Ainsi, au mois de novembre 1946, l’école ménagère fixe accueille 17 jeunes filles, dont l’âge moyen est de 17 ans et qui sont originaires, pour la plupart, du bassin d’Aurillac, même si certaines viennent de Saint-Jacques-des-Blats, de Saint-Chamant ou encore de Mourjou. Elles suivent des cours théoriques et pratiques de cuisine, repassage, couture, hygiène, puériculture, apiculture, etc., toutes ces matières étant destinées à être mises en application dans leur future vie de femme mariée et de maîtresse de maison.
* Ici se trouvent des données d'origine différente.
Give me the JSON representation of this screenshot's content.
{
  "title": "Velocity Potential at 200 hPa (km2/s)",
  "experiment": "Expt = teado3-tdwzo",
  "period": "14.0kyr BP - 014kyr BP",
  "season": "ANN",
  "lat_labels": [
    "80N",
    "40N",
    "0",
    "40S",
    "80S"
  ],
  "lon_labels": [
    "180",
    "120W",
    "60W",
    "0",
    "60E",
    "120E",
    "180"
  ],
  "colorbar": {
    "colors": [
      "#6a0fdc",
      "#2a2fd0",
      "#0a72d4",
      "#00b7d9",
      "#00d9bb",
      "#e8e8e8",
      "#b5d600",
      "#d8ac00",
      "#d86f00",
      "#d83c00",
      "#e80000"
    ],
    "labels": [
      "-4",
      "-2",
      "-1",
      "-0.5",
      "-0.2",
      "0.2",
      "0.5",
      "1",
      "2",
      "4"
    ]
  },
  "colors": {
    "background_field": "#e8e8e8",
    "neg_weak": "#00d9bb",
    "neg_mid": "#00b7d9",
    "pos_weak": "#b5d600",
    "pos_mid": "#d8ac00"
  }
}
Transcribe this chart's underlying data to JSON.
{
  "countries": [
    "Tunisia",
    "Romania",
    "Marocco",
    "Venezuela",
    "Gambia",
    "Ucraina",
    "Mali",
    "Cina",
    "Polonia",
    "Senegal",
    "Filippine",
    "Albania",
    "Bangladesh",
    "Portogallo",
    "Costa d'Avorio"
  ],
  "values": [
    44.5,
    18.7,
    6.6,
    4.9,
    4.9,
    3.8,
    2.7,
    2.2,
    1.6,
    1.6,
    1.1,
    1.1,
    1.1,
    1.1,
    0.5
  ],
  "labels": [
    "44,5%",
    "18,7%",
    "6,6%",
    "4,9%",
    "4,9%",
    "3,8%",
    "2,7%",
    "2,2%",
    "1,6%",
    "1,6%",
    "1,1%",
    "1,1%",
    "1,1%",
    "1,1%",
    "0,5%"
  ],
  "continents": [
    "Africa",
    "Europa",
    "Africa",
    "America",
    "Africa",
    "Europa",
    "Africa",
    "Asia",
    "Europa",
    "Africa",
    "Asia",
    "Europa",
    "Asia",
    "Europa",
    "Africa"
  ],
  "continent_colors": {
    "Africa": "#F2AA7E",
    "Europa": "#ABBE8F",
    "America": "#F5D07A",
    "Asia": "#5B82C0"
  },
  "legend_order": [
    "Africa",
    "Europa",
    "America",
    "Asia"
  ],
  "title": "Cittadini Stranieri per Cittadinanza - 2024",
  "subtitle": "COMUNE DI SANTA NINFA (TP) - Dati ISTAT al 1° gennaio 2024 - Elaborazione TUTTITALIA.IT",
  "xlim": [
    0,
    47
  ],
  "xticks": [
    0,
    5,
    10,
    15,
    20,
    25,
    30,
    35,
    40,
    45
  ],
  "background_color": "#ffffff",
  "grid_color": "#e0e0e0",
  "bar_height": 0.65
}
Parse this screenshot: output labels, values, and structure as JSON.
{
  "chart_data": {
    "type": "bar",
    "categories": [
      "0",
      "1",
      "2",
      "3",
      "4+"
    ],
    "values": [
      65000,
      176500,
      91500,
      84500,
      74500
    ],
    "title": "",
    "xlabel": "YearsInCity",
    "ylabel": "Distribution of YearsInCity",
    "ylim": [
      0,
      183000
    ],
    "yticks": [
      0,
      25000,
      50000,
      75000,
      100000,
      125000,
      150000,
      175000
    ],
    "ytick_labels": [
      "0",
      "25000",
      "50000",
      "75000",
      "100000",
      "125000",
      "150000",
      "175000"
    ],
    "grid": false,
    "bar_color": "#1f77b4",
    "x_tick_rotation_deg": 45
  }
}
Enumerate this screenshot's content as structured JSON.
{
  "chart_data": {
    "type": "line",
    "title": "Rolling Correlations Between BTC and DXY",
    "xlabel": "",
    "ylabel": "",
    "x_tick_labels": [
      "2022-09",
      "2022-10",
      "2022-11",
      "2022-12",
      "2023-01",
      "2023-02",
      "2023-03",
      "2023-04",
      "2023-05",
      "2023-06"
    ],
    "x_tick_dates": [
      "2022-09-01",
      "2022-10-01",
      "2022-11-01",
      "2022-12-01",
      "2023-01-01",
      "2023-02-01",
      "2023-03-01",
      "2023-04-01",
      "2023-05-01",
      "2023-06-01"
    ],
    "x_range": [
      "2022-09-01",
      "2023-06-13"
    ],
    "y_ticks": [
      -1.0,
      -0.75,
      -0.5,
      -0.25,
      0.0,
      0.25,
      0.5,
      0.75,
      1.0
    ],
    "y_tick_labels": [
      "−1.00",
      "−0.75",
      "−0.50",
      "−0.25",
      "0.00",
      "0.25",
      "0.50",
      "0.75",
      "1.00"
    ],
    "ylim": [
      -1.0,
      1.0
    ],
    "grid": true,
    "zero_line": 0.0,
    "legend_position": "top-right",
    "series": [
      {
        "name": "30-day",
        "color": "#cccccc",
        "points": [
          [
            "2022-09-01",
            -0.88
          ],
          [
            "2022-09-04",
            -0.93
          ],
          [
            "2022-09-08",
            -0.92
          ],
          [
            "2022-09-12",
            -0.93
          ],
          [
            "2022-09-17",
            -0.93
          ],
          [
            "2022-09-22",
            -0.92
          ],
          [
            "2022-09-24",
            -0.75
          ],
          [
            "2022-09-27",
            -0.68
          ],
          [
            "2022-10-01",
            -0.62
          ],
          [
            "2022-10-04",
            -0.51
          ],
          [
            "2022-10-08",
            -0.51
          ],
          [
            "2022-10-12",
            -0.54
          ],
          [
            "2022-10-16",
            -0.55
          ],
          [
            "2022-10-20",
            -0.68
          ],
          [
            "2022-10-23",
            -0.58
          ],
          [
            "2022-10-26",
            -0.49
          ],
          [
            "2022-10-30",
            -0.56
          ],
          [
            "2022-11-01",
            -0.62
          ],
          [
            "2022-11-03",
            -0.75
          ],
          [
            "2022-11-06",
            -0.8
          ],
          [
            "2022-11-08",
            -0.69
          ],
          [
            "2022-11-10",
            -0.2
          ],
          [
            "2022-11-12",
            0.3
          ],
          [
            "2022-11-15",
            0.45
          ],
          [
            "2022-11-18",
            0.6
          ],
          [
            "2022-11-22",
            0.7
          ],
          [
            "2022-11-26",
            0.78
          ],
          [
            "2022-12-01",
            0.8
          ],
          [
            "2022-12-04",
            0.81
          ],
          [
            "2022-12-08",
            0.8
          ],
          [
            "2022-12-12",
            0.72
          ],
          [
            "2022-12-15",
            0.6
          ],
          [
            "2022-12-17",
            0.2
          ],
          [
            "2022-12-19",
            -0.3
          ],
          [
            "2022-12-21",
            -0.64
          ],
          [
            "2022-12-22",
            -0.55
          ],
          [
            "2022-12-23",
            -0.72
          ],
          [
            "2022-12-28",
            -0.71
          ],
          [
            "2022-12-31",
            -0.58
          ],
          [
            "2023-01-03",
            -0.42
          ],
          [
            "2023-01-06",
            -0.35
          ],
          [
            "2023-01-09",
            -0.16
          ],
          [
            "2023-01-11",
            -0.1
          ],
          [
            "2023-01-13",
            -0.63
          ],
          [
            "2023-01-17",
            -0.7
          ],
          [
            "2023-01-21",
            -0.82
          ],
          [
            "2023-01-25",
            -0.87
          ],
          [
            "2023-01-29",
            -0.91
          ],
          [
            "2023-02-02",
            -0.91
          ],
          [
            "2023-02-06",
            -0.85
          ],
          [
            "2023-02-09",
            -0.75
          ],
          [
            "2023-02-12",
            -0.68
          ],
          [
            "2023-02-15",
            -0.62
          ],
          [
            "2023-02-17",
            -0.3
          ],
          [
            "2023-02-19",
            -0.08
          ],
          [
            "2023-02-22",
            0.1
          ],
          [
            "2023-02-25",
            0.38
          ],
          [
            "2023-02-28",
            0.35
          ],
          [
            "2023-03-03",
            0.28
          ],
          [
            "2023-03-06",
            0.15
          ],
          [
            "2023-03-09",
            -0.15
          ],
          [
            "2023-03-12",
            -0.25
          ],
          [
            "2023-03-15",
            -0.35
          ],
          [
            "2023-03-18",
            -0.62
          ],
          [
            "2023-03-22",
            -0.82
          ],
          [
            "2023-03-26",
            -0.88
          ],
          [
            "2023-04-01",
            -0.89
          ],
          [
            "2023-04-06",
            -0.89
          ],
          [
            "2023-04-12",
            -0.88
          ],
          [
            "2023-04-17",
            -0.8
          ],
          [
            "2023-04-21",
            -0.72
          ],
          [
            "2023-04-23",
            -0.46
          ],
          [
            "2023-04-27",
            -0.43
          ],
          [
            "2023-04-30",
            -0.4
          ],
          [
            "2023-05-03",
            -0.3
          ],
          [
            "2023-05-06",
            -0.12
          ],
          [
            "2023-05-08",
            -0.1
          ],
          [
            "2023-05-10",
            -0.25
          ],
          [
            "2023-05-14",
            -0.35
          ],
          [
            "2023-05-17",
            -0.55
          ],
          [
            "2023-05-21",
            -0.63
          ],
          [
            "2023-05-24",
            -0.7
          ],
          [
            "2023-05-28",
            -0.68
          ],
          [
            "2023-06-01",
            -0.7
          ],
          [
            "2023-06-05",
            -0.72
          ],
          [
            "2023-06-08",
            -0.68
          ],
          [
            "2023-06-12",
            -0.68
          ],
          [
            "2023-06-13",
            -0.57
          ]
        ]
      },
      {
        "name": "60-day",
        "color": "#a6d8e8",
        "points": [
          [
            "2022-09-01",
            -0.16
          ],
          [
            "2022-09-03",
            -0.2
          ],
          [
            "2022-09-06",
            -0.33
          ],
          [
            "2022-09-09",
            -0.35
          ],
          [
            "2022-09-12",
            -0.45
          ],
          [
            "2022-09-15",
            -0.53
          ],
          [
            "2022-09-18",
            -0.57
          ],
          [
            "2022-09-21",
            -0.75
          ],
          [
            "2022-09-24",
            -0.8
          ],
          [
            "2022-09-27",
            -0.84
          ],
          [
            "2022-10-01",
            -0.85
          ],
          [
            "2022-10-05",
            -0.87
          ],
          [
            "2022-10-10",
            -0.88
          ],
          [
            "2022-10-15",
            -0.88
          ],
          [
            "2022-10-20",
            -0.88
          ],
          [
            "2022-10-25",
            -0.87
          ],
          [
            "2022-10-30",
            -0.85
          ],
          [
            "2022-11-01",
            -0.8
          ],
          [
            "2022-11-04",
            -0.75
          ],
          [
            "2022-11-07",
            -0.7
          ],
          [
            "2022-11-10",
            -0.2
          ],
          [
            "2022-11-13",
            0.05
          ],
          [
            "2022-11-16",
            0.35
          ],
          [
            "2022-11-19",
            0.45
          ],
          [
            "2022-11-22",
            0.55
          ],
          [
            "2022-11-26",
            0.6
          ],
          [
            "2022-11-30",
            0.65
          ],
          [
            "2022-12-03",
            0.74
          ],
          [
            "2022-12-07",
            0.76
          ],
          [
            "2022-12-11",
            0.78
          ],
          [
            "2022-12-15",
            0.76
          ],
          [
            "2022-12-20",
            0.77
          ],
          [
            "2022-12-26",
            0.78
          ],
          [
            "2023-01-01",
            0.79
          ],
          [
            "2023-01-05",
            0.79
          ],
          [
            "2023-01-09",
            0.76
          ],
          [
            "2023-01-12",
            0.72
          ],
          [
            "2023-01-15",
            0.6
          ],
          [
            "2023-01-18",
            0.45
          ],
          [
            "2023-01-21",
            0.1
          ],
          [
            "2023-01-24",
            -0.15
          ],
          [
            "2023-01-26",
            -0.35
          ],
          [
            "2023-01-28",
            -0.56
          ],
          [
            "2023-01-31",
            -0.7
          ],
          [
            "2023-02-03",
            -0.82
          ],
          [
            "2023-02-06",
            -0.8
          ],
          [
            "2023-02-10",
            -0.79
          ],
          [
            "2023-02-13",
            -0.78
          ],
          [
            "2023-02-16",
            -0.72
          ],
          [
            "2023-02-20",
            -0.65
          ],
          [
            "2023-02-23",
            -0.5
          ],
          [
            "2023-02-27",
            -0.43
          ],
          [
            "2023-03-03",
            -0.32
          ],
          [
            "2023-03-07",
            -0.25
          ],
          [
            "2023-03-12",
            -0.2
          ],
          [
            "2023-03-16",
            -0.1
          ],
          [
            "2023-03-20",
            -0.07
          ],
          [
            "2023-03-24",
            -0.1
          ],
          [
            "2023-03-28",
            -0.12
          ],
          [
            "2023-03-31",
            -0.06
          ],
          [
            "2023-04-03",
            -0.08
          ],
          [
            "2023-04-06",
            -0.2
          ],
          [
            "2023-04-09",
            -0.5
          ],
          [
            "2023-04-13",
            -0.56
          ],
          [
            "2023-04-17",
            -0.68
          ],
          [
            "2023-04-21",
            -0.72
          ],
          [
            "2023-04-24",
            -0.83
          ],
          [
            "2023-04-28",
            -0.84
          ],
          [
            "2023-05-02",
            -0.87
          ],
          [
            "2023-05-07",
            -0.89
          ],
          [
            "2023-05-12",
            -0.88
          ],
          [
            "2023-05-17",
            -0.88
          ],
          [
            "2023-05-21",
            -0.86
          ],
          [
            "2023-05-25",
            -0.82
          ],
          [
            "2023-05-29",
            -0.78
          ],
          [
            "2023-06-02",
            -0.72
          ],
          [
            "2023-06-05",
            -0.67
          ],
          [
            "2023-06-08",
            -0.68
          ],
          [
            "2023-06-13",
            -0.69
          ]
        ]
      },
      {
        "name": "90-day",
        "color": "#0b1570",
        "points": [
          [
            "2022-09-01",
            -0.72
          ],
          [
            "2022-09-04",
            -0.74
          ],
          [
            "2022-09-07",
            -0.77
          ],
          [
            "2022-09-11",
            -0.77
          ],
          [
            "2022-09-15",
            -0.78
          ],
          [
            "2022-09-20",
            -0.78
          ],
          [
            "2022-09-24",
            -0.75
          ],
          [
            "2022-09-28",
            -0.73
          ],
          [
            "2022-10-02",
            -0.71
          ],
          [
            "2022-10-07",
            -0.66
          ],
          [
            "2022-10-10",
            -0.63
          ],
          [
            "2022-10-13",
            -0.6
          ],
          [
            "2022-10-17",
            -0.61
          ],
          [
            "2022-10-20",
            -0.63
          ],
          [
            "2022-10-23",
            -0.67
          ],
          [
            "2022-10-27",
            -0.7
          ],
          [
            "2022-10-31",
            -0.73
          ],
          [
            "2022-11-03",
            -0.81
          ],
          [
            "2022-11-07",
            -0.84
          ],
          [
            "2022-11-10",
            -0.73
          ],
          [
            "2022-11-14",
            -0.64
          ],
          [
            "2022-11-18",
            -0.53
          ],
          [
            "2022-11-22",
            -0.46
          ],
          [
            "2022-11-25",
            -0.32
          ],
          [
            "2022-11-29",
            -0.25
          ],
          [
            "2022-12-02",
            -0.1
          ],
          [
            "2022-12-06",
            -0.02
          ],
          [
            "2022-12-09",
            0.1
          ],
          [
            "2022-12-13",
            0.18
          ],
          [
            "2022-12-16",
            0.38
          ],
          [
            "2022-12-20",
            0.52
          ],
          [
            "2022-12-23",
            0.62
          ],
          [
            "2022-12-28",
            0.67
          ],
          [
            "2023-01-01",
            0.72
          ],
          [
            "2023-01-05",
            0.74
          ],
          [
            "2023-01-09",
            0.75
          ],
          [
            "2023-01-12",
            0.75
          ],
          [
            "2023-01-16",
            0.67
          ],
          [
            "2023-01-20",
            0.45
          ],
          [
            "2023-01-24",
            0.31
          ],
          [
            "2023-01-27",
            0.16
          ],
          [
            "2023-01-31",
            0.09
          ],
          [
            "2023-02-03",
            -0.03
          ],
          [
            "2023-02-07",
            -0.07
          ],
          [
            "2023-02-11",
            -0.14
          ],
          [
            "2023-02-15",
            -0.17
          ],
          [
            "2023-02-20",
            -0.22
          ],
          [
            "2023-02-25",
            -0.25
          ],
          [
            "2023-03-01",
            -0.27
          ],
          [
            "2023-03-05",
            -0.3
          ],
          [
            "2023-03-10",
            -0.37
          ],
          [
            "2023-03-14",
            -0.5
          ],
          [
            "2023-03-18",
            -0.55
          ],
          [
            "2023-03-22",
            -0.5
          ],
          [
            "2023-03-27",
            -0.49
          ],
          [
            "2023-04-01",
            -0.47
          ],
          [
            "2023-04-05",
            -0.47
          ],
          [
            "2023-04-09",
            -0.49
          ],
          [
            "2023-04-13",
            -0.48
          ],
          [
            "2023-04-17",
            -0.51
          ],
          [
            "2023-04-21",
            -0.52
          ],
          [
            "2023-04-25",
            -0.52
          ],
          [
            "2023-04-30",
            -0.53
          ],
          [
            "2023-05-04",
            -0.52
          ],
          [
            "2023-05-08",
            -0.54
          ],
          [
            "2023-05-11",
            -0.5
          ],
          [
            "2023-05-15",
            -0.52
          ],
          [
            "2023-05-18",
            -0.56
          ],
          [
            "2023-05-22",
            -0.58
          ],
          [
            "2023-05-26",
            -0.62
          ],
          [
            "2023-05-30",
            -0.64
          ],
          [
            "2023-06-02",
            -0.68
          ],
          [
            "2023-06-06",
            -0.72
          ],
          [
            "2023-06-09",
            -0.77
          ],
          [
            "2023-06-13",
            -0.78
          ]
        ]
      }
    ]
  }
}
La copie de Marguerite nous apporte un éclairage sur le contenu des enseignements en horticulture. Répondant à la question « Si vous avez à établir un jardin potager, quelles sont les directives qui vous guideraient dans son installation ? », elle liste les éléments essentiels du jardin : exposition, point d’eau, palissades, allées et trou à fumier. Toutes les étapes sont abordées avec force détail, de la nature des matériaux à employer aux mesures des murs et fosses. Si l’orthographe laisse à désirer, l’institutrice semble toutefois satisfaite du travail de son élève et la gratifie d’un 15,5/20. Les dix autres copies s’échelonnent de 12,5 à 5/20, cette dernière note n’empêchant pas sa titulaire d’obtenir son diplôme en fin d’année. Il semblerait finalement que l’on puisse être bonne ménagère sans avoir la main verte.

La cérémonie de remise des diplômes intervient en juin, la moitié des élèves ayant cependant passé les épreuves en mars pour pouvoir rejoindre sa famille et participer aux travaux des champs. La lauréate se voit offrir un coffret à fils tandis que Marguerite, 3e du classement sur 15 diplômées, devra se contenter de son certificat.

L’on peut supposer que les cours dispensés à l’école ménagère tendaient à faire de ces jeunes filles des épouses dociles et disciplinées. On constatera cependant que Marguerite ne réprime pas ses critiques de la gent masculine. Evoquant la répartition des cultures dans les jardins ruraux, elle remarque qu’une « grande partie du terrain du jardin est employée pour les carrotes* fouragères*, les betteraves que l’on donne aux bêtes ». Elle conclut alors sa dissertation par une suggestion un brin rebelle : « Il faudrait apporter un changement à celà* mais ce n’est pas bien commode car les hommes préfèrent avoir la nourriture des bêtes dans le jardin et que les femmes courrent* chercher les légumes dans les champs ». La remarque de l’institutrice, « c’est une grossière erreur », semble aller dans le sens de son élève. L’histoire ne dit malheureusement pas si Marguerite aura réussi à organiser chez elle le potager idéal et à mettre son mari au pas !

2 SC 5417

* Les fautes d’orthographe ont été recopiées à l’identique.